LocalRQA: From Generating Data to Locally Training, Testing, and Deploying Retrieval-Augmented QA Systems
Xiao Yu, Yunan Lu, Zhou Yu
TL;DR
LocalRQA presents an open-source, end-to-end toolkit for building retrieval-augmented QA systems, covering data generation, retriever and generator training, system assembly, automatic evaluation, and local deployment. It integrates diverse training algorithms and evaluation metrics drawn from recent RQA research, enabling researchers to customize pipelines and benchmark against remote baselines without relying on paid APIs. Experiments on Databricks and Faire document corpora show that 7B-parameter LocalRQA models can match the performance of OpenAI baselines, highlighting the practicality and cost-effectiveness of locally trained RQA systems. The modular design and local deployment capabilities facilitate rapid prototyping, human evaluation, and iterative refinement through RLHF-inspired feedback loops.
Abstract
Retrieval-augmented question-answering systems combine retrieval techniques with large language models to provide answers that are more accurate and informative.

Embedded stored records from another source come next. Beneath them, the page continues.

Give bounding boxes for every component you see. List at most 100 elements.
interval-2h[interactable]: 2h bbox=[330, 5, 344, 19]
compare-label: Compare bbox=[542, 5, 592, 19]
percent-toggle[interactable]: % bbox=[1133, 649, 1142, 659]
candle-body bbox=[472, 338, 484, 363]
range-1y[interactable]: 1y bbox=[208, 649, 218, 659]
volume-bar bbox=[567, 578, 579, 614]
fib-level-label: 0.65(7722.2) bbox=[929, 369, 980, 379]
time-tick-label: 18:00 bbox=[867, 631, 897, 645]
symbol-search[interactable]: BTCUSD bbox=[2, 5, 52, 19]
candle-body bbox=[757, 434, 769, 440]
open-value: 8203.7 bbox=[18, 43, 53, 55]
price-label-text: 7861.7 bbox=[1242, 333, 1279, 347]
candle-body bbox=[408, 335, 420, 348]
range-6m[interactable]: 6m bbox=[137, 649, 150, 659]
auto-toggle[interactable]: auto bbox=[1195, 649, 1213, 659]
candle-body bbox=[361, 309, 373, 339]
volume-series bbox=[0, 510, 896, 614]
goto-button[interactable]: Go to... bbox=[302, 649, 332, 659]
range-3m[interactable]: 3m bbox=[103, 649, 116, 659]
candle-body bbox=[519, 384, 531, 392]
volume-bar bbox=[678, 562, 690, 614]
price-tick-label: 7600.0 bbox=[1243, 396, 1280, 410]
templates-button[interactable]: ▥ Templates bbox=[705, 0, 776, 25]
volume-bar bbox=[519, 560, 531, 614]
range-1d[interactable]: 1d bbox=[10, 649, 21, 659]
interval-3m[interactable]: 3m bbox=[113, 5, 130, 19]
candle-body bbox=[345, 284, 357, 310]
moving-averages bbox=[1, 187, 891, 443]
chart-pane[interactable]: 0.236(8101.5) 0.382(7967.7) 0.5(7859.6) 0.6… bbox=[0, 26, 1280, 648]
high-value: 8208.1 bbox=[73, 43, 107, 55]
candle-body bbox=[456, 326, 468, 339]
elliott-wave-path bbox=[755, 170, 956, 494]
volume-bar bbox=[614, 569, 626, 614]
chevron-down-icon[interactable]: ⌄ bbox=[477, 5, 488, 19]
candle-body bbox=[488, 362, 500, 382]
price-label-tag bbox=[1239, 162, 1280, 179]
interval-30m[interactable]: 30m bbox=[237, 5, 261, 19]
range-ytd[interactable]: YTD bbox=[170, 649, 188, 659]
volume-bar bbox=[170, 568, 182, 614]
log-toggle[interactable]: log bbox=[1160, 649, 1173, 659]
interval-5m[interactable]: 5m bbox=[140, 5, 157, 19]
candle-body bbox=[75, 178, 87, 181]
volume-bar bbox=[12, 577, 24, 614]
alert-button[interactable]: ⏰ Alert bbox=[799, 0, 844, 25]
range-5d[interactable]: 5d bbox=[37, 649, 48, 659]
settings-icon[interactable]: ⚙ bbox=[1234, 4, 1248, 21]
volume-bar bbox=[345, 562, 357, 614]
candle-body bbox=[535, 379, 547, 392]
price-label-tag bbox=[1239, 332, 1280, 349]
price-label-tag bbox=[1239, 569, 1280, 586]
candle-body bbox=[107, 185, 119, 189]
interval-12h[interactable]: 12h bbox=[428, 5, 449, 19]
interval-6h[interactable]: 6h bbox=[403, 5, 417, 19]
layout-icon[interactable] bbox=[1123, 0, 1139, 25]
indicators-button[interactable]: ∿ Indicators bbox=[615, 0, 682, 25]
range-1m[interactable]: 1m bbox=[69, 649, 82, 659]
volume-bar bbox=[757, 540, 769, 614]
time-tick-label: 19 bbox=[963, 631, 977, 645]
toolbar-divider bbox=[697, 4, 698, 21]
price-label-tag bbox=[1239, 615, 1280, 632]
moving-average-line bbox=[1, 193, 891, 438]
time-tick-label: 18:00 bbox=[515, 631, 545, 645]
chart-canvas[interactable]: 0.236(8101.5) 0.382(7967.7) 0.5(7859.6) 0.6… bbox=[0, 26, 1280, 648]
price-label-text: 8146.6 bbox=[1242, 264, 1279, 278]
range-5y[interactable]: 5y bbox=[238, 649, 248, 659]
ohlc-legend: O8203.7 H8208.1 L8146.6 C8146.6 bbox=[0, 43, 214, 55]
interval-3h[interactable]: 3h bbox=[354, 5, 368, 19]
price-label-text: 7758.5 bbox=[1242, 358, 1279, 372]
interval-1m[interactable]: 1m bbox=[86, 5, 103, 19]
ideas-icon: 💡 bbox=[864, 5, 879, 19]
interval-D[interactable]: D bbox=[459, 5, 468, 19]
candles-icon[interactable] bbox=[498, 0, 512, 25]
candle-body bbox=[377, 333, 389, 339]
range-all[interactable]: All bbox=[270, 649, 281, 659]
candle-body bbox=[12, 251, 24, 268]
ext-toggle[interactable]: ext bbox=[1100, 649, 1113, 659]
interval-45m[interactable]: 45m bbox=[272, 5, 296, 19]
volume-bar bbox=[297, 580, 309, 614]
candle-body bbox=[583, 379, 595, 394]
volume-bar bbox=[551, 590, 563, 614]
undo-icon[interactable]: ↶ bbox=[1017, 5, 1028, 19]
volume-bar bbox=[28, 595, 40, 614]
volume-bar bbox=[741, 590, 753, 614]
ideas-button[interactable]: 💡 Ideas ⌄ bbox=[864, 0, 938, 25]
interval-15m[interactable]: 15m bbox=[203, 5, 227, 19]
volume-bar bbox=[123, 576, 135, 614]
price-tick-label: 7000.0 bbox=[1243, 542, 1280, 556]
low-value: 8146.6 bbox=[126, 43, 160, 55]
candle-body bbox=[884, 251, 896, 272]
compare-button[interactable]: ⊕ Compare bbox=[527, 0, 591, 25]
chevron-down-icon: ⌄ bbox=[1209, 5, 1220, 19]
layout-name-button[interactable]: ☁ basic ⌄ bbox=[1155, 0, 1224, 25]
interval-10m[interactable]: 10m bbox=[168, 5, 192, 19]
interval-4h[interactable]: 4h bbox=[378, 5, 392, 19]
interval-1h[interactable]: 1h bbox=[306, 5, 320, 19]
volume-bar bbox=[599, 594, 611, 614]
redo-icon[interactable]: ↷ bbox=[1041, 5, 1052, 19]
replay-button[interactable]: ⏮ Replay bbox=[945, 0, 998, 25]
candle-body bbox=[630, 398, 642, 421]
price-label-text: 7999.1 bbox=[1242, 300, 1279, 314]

Many existing toolkits allow users to quickly build such systems using off-the-shelf models, but they fall short in supporting researchers and developers to customize the model training, testing, and deployment process. We propose LocalRQA, an open-source toolkit that features a wide selection of model training algorithms, evaluation methods, and deployment tools curated from the latest research. As a showcase, we build QA systems using online documentation obtained from Databricks and Faire's websites. We find 7B-models trained and deployed using LocalRQA reach a similar performance compared to using OpenAI's text-ada-002 and GPT-4-turbo.